71.  Plus particulièrement, en ce qui concerne le tract intitulé « Mêlez-vous de ce qui vous regarde », la cour d'appel releva qu'une bonne partie de son contenu était suffisamment démonstratif du caractère discriminatoire et ségrégationniste des propositions énoncées. Quant au tract intitulé « Rue des Palmiers : un centre pour réfugiés empoisonne la vie des habitants », elle souligna que des propos sans nuances, non documentés sur les causes et effets et créant des amalgames irrationnels, invitaient à la haine envers les réfugiés, nécessairement étrangers, et indiquaient la volonté de leurs auteurs de recourir à cette haine, les destinataires du tract étant invités à adresser une demande de fermeture du centre. A propos du tract intitulé « Laurette au Maroc, Papy en Belgique », elle considéra qu'il incitait à la discrimination et démontrait la volonté des auteurs de recourir à celle-ci. Elle estima par ailleurs que les quelques extraits du « programme du Front National pour les élections de juin 1999 » qui figuraient dans la citation directe suffisaient à illustrer les propos discriminatoires et ségrégationnistes de ce programme. Au sujet du tract et de l'affiche intitulés « Attentats aux USA : c'est le couscous clan », elle jugea qu'une telle représentation sans nuances, qui assimilait tous les musulmans à des terroristes, était une incitation à la haine envers tous les membres de ce groupe, sans distinction, et traduisait la volonté de ses auteurs de recourir à cette haine.
72.  La Cour rappelle qu'il importe au plus haut point de lutter contre la discrimination raciale sous toutes ses formes et manifestations (Jersild c. Danemark, 23 septembre 1994, § 30, série A no 298) et renvoie au texte des différentes résolutions du Comité des Ministres du Conseil de l'Europe relatives à l'action de l'ECRI, ainsi qu'aux travaux et aux rapports de celle-ci, qui démontrent la nécessité de mener à l'échelle européenne en général, et à celle de la Belgique en particulier, une action ferme et soutenue pour lutter contre les phénomènes de racisme, de xénophobie, d'antisémitisme et d'intolérance.
73.  La Cour estime que l'incitation à la haine ne requiert pas nécessairement l'appel à tel ou tel acte de violence ou à un autre acte délictueux. Les atteintes aux personnes commises en injuriant, en ridiculisant ou en diffamant certaines parties de la population et des groupes spécifiques de celle-ci ou l'incitation à la discrimination, comme cela a été le cas en l'espèce, suffisent pour que les autorités privilégient la lutte contre le discours raciste face à une liberté d'expression irresponsable et portant atteinte à la dignité, voire à la sécurité de ces parties ou de ces groupes de la population. Les discours politiques qui incitent à la haine fondée sur les préjugés religieux, ethniques ou culturels représentent un danger pour la paix sociale et la stabilité politique dans les Etats démocratiques.

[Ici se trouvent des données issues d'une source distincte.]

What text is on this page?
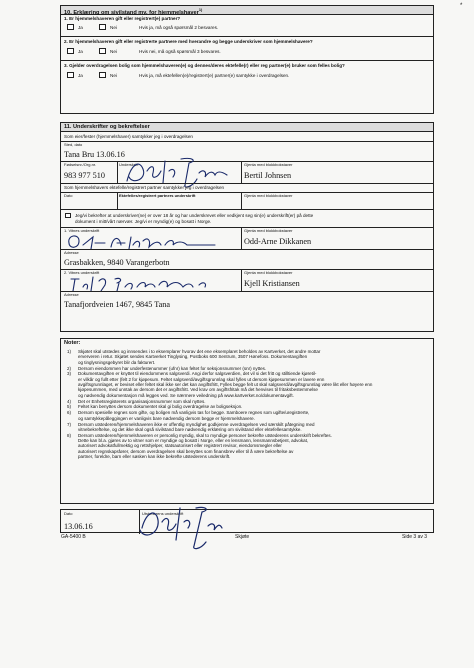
*
10. Erklæring om sivilstand mv. for hjemmelshaver$^{1)}$
1. Er hjemmelshaveren gift eller registrert(e) partner?
Ja	Nei	Hvis ja, må også spørsmål 2 besvares.
2. Er hjemmelshaveren gift eller registrerte partnere med hverandre og begge underskriver som hjemmelshavere?
Ja	Nei	Hvis nei, må også spørsmål 3 besvares.
3. Gjelder overdragelsen bolig som hjemmelshaveren(e) og dennes/deres ektefelle(r) eller reg partner(e) bruker som felles bolig?
Ja	Nei	Hvis ja, må ektefellen(e)/registrert(e) partner(e) samtykke i overdragelsen.
11. Underskrifter og bekreftelser
Som eier/fester (hjemmelshaver) samtykker jeg i overdragelsen
Sted, dato
Tana Bru 13.06.16
Fødselsnr./Org.nr.
983 977 510
Underskrift	Gjenta med blokkbokstaver
Bertil Johnsen
Som hjemmelshavers ektefelle/registrert partner samtykker jeg i overdragelsen
Dato	Ektefelles/registrert partners underskrift	Gjenta med blokkbokstaver
Jeg/vi bekrefter at underskriver(ne) er over 18 år og har underskrevet eller vedkjent seg sin(e) underskrift(er) på dette
dokument i mitt/vårt nærvær. Jeg/vi er myndig(e) og bosatt i Norge.
1. Vitnes underskrift	Gjenta med blokkbokstaver
Odd-Arne Dikkanen
Adresse
Grasbakken, 9840 Varangerbotn
2. Vitnes underskrift	Gjenta med blokkbokstaver
Kjell Kristiansen
Adresse
Tanafjordveien 1467, 9845 Tana
Noter:
1) Skjøtet skal utstedes og innsendes i to eksemplarer hvorav det ene eksemplaret beholdes av Kartverket, det andre mottar
erververen i retur. Skjøtet sendes Kartverket Tinglysing, Postboks 600 Sentrum, 3507 Hønefoss. Dokumentavgiften
og tinglysningsgebyret blir da fakturert.
2) Dersom eiendommen har underfestenummer (ufnr) kan feltet for seksjonsnummer (snr) nyttes.
3) Dokumentavgiften er knyttet til eiendommens salgsverdi. Angi derfor salgsverdien, det vil si det fritt og stilltiende kjøretil-
er vilkår og fullt etter (felt 2 for kjøpesum. Feltet salgsverdi/avgiftsgrunnlag skal fylles ut dersom kjøpesummen er lavere enn
avgiftsgrunnlaget, er beviset eller feltet skal ikke ser det kan avgiftsfritt, Fylles begge felt ut skal salgsverdi/avgiftsgrunnlag være likt eller høyere enn
kjøpesummen, med unntak av dersom det er avgiftsfritt. Ved krav om avgiftsfritak må det henvises til fritaksbestemmelse
og nødvendig dokumentasjon må legges ved. Se nærmere veiledning på www.kartverket.no/dokumentavgift.
4) Det er Enhetsregisterets organisasjonsnummer som skal nyttes.
5) Feltet kan benyttes dersom dokumentet skal gi bolig overdragelse av boligseksjon.
6) Dersom spesielle regnes som gifte, og boligen må vanligvis tas for begge. Samboere regnes som ugifte/uregistrerte,
og samtykkepåleggingen er vanligvis bare nødvendig dersom begge er hjemmelshavere.
7) Dersom utstederen/hjemmelshaveren ikke er offentlig myndighet godkjenne overdragelsen ved særskilt påtegning med
vitnebekreftelse, og det ikke skal også sivilstand bare nødvendig erklæring om sivilstand eller ektefellesamtykke.
8) Dersom utstederen/hjemmelshaveren er personlig myndig, skal to myndige personer bekrefte utstederens underskrift bekreftes.
Dette kan bl.a. gjøres av to vitner som er myndige og bosatt i Norge, eller en lensmann, lensmannsbetjent, advokat,
autorisert advokatfullmektig og rettshjelper, statsautorisert eller registrert revisor, eiendomsmegler eller
autorisert regnskapsfører, dersom overdragelsen skal benyttes som finansbrev eller til å være bekreftelse av
partner, foreldre, barn eller søsken kan ikke bekrefte utstederens underskrift.
Dato
13.06.16
Utstederens underskrift
GA-5400 B	Skjøte	Side 3 av 3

74.  Du reste, dans deux rapports successifs concernant la Belgique, l'ECRI a stigmatisé l'exploitation du racisme et de la xénophobie dans la politique en relevant la présence croissante de propos d'une telle nature dans les discours de la part notamment des partis politiques d'extrême droite et a exprimé ses plus vives inquiétudes à ce sujet.

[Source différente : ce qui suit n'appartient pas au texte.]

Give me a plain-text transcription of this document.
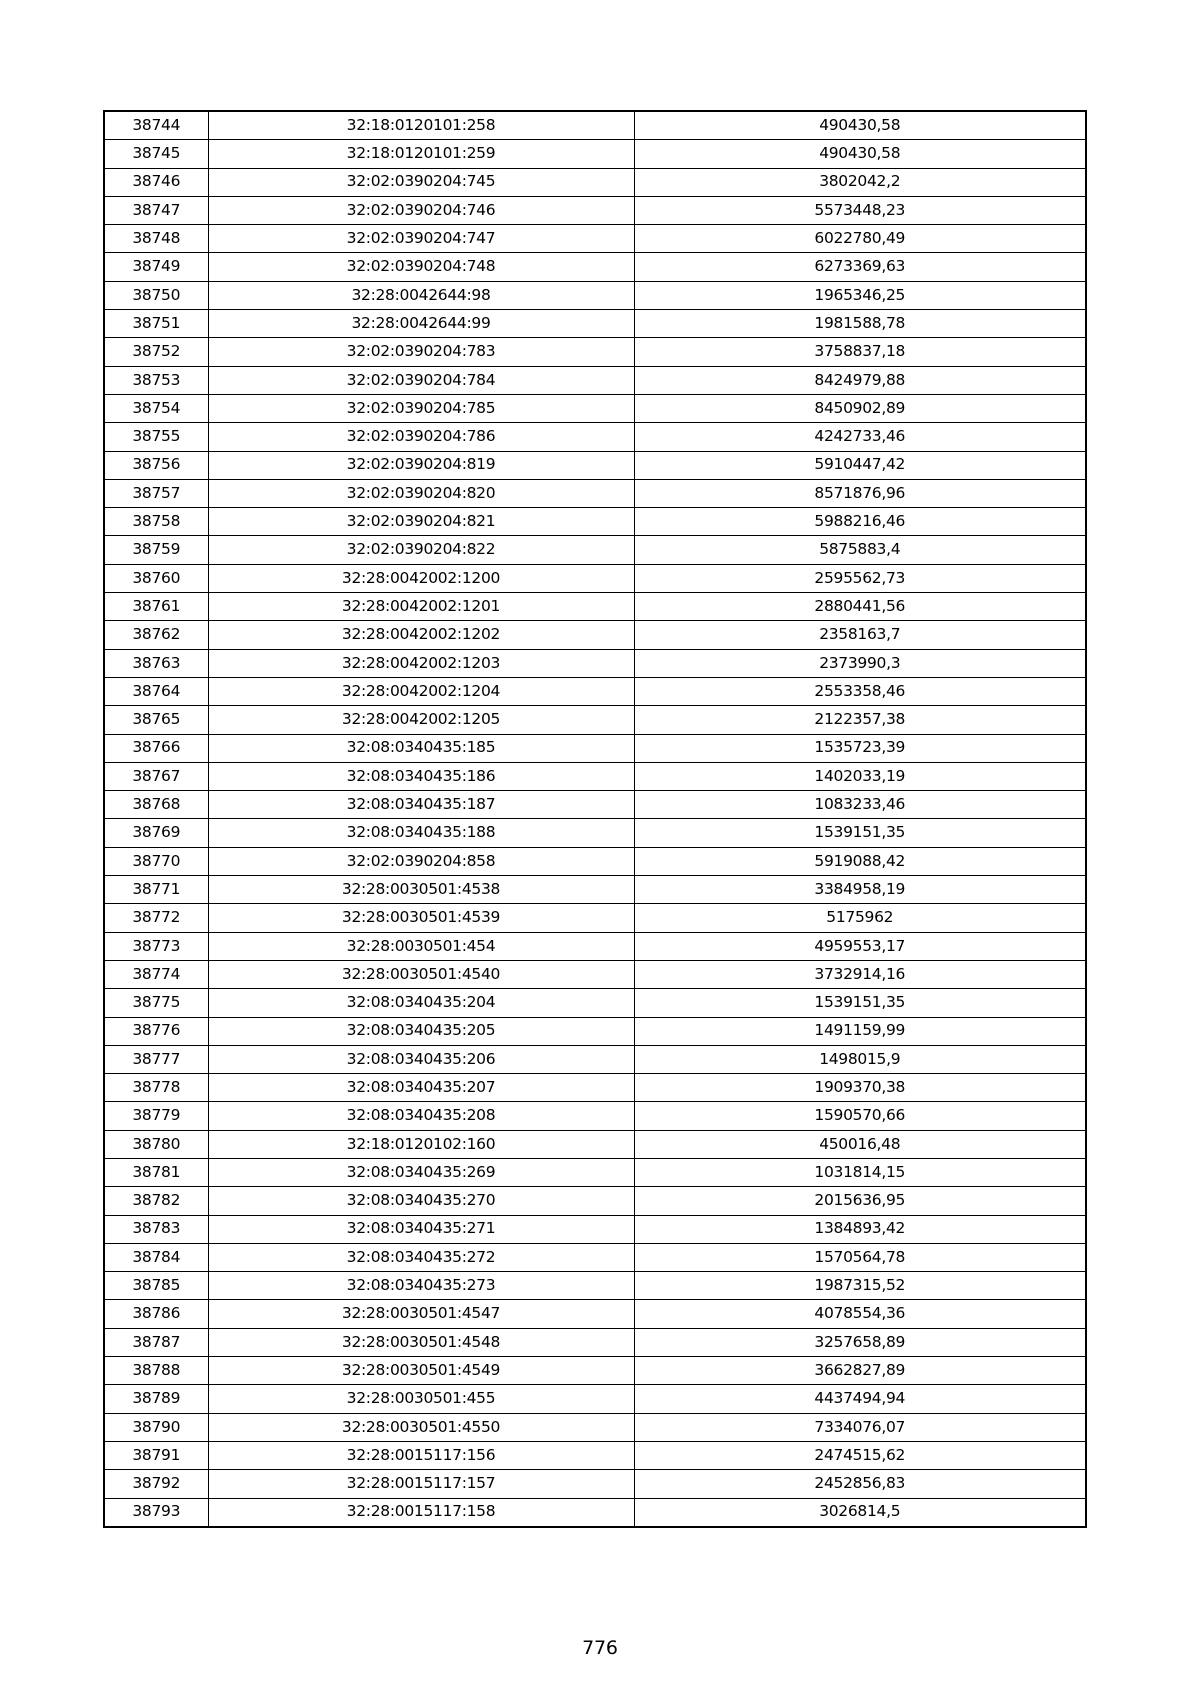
38744	32:18:0120101:258	490430,58
38745	32:18:0120101:259	490430,58
38746	32:02:0390204:745	3802042,2
38747	32:02:0390204:746	5573448,23
38748	32:02:0390204:747	6022780,49
38749	32:02:0390204:748	6273369,63
38750	32:28:0042644:98	1965346,25
38751	32:28:0042644:99	1981588,78
38752	32:02:0390204:783	3758837,18
38753	32:02:0390204:784	8424979,88
38754	32:02:0390204:785	8450902,89
38755	32:02:0390204:786	4242733,46
38756	32:02:0390204:819	5910447,42
38757	32:02:0390204:820	8571876,96
38758	32:02:0390204:821	5988216,46
38759	32:02:0390204:822	5875883,4
38760	32:28:0042002:1200	2595562,73
38761	32:28:0042002:1201	2880441,56
38762	32:28:0042002:1202	2358163,7
38763	32:28:0042002:1203	2373990,3
38764	32:28:0042002:1204	2553358,46
38765	32:28:0042002:1205	2122357,38
38766	32:08:0340435:185	1535723,39
38767	32:08:0340435:186	1402033,19
38768	32:08:0340435:187	1083233,46
38769	32:08:0340435:188	1539151,35
38770	32:02:0390204:858	5919088,42
38771	32:28:0030501:4538	3384958,19
38772	32:28:0030501:4539	5175962
38773	32:28:0030501:454	4959553,17
38774	32:28:0030501:4540	3732914,16
38775	32:08:0340435:204	1539151,35
38776	32:08:0340435:205	1491159,99
38777	32:08:0340435:206	1498015,9
38778	32:08:0340435:207	1909370,38
38779	32:08:0340435:208	1590570,66
38780	32:18:0120102:160	450016,48
38781	32:08:0340435:269	1031814,15
38782	32:08:0340435:270	2015636,95
38783	32:08:0340435:271	1384893,42
38784	32:08:0340435:272	1570564,78
38785	32:08:0340435:273	1987315,52
38786	32:28:0030501:4547	4078554,36
38787	32:28:0030501:4548	3257658,89
38788	32:28:0030501:4549	3662827,89
38789	32:28:0030501:455	4437494,94
38790	32:28:0030501:4550	7334076,07
38791	32:28:0015117:156	2474515,62
38792	32:28:0015117:157	2452856,83
38793	32:28:0015117:158	3026814,5
776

75.  La qualité de parlementaire du requérant ne saurait être considérée comme une circonstance atténuant sa responsabilité. A cet égard, la Cour rappelle qu'il est d'une importance cruciale que les hommes politiques, dans leurs discours publics, évitent de diffuser des propos susceptibles de nourrir l'intolérance (Erbakan c. Turquie, no 59405/00, 6 juillet 2006, § 64). Elle estime que les politiciens devraient être particulièrement attentifs à la défense de la démocratie et de ses principes, car leur objectif ultime est la prise même du pouvoir. En l'espèce, sur proposition circonstanciée du procureur général près la cour d'appel de Bruxelles, la Chambre des représentants a estimé que les propos incriminés justifiaient la levée de l'immunité parlementaire du requérant. La Cour estime que l'incitation à l'exclusion des étrangers constitue une atteinte fondamentale aux droits des personnes et devrait par conséquent justifier des précautions particulières de tous, y compris des hommes politiques.

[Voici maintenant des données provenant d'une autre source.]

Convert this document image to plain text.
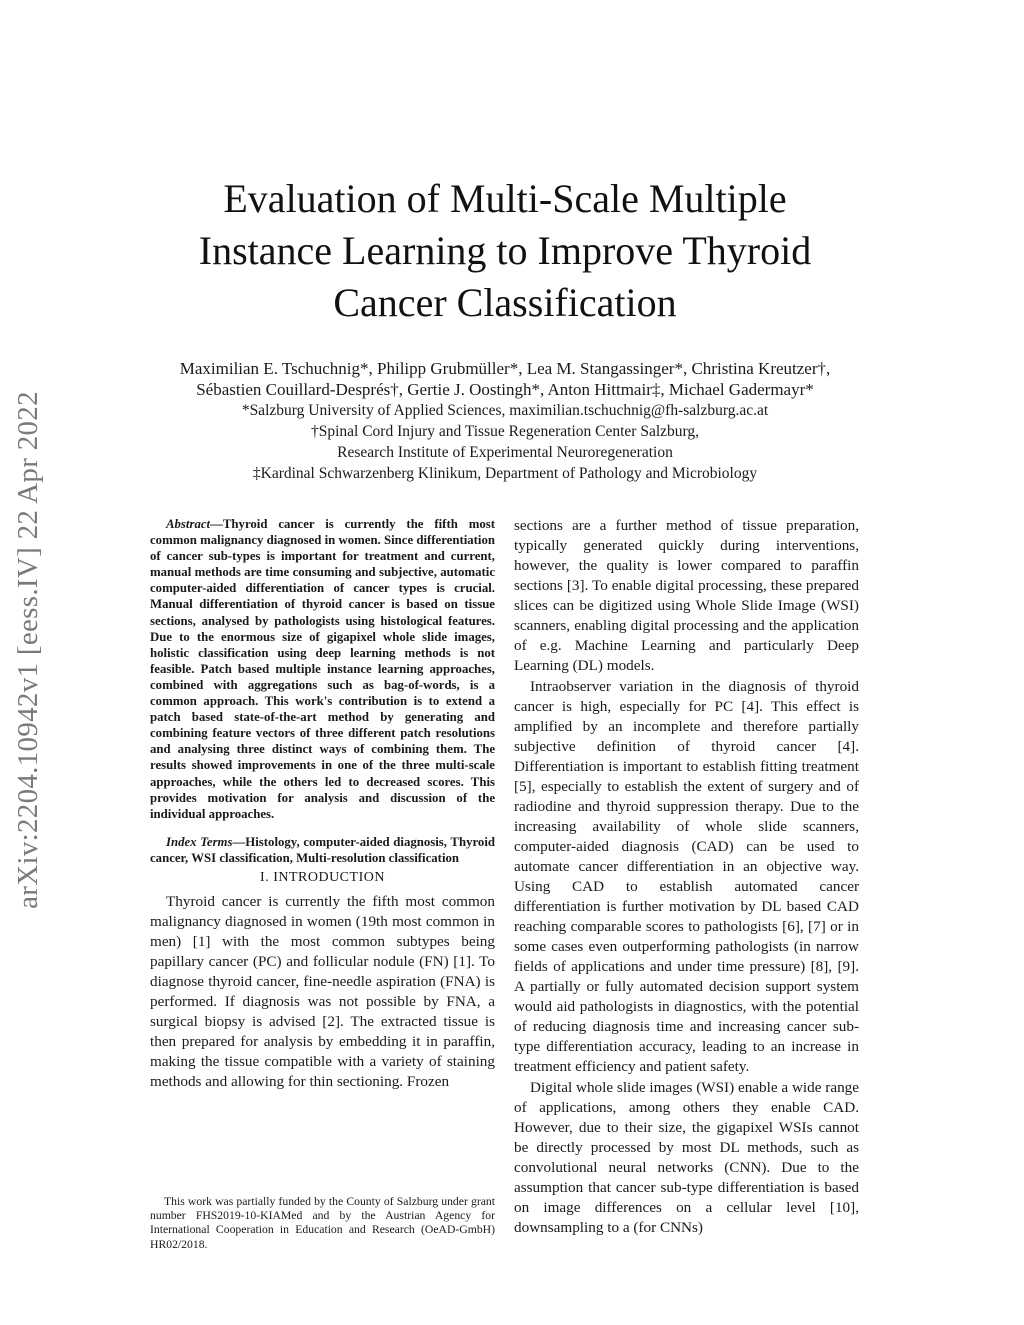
arXiv:2204.10942v1 [eess.IV] 22 Apr 2022
Evaluation of Multi-Scale Multiple
Instance Learning to Improve Thyroid
Cancer Classification
Maximilian E. Tschuchnig*, Philipp Grubmüller*, Lea M. Stangassinger*, Christina Kreutzer†,
Sébastien Couillard-Després†, Gertie J. Oostingh*, Anton Hittmair‡, Michael Gadermayr*
*Salzburg University of Applied Sciences, maximilian.tschuchnig@fh-salzburg.ac.at
†Spinal Cord Injury and Tissue Regeneration Center Salzburg,
Research Institute of Experimental Neuroregeneration
‡Kardinal Schwarzenberg Klinikum, Department of Pathology and Microbiology

Abstract—Thyroid cancer is currently the fifth most common malignancy diagnosed in women. Since differentiation of cancer sub-types is important for treatment and current, manual methods are time consuming and subjective, automatic computer-aided differentiation of cancer types is crucial. Manual differentiation of thyroid cancer is based on tissue sections, analysed by pathologists using histological features. Due to the enormous size of gigapixel whole slide images, holistic classification using deep learning methods is not feasible. Patch based multiple instance learning approaches, combined with aggregations such as bag-of-words, is a common approach. This work's contribution is to extend a patch based state-of-the-art method by generating and combining feature vectors of three different patch resolutions and analysing three distinct ways of combining them. The results showed improvements in one of the three multi-scale approaches, while the others led to decreased scores. This provides motivation for analysis and discussion of the individual approaches.

Index Terms—Histology, computer-aided diagnosis, Thyroid cancer, WSI classification, Multi-resolution classification

I. INTRODUCTION

Thyroid cancer is currently the fifth most common malignancy diagnosed in women (19th most common in men) [1] with the most common subtypes being papillary cancer (PC) and follicular nodule (FN) [1]. To diagnose thyroid cancer, fine-needle aspiration (FNA) is performed. If diagnosis was not possible by FNA, a surgical biopsy is advised [2]. The extracted tissue is then prepared for analysis by embedding it in paraffin, making the tissue compatible with a variety of staining methods and allowing for thin sectioning. Frozen

This work was partially funded by the County of Salzburg under grant number FHS2019-10-KIAMed and by the Austrian Agency for International Cooperation in Education and Research (OeAD-GmbH) HR02/2018.

sections are a further method of tissue preparation, typically generated quickly during interventions, however, the quality is lower compared to paraffin sections [3]. To enable digital processing, these prepared slices can be digitized using Whole Slide Image (WSI) scanners, enabling digital processing and the application of e.g. Machine Learning and particularly Deep Learning (DL) models.

Intraobserver variation in the diagnosis of thyroid cancer is high, especially for PC [4]. This effect is amplified by an incomplete and therefore partially subjective definition of thyroid cancer [4]. Differentiation is important to establish fitting treatment [5], especially to establish the extent of surgery and of radiodine and thyroid suppression therapy. Due to the increasing availability of whole slide scanners, computer-aided diagnosis (CAD) can be used to automate cancer differentiation in an objective way. Using CAD to establish automated cancer differentiation is further motivation by DL based CAD reaching comparable scores to pathologists [6], [7] or in some cases even outperforming pathologists (in narrow fields of applications and under time pressure) [8], [9]. A partially or fully automated decision support system would aid pathologists in diagnostics, with the potential of reducing diagnosis time and increasing cancer sub-type differentiation accuracy, leading to an increase in treatment efficiency and patient safety.

Digital whole slide images (WSI) enable a wide range of applications, among others they enable CAD. However, due to their size, the gigapixel WSIs cannot be directly processed by most DL methods, such as convolutional neural networks (CNN). Due to the assumption that cancer sub-type differentiation is based on image differences on a cellular level [10], downsampling to a (for CNNs)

76.  La Cour attache une importance particulière au support utilisé et au contexte dans lequel les propos incriminés ont été diffusés en l'espèce, et par conséquent à leur impact potentiel sur l'ordre public et la cohésion du groupe social. Or il s'agissait de tracts d'un parti politique distribués dans le contexte d'une campagne électorale, forme d'expression visant à atteindre l'électorat au sens large, donc l'ensemble de la population. Si, dans un contexte électoral, les partis politiques doivent bénéficier d'une large liberté d'expression afin de tenter de convaincre leurs électeurs, en cas de discours raciste ou xénophobe, un tel contexte contribue à attiser la haine et l'intolérance car, par la force des choses, les positions des candidats à l'élection tendent à devenir plus figées et les slogans ou formules stéréotypées en viennent à prendre le dessus sur les arguments raisonnables. L'impact d'un discours raciste et xénophobe devient alors plus grand et plus dommageable.
77.  La Cour reconnaît que le discours politique exige un degré élevé de protection, ce qui est reconnu dans le droit interne de plusieurs Etats, dont la Belgique, par le jeu de l'immunité parlementaire et de l'interdiction des poursuites pour des opinions exprimées dans l'enceinte du Parlement. La Cour ne conteste pas que les partis politiques ont le droit de défendre leurs opinions en public, même si certaines d'entre elles heurtent, choquent ou inquiètent une partie de la population. Ils peuvent donc prôner des solutions aux problèmes liés à l'immigration. Toutefois, ils doivent éviter de le faire en préconisant la discrimination raciale et en recourant à des propos ou des attitudes vexatoires ou humiliantes, car un tel comportement risque de susciter parmi le public des réactions incompatibles avec un climat social serein et de saper la confiance dans les institutions démocratiques.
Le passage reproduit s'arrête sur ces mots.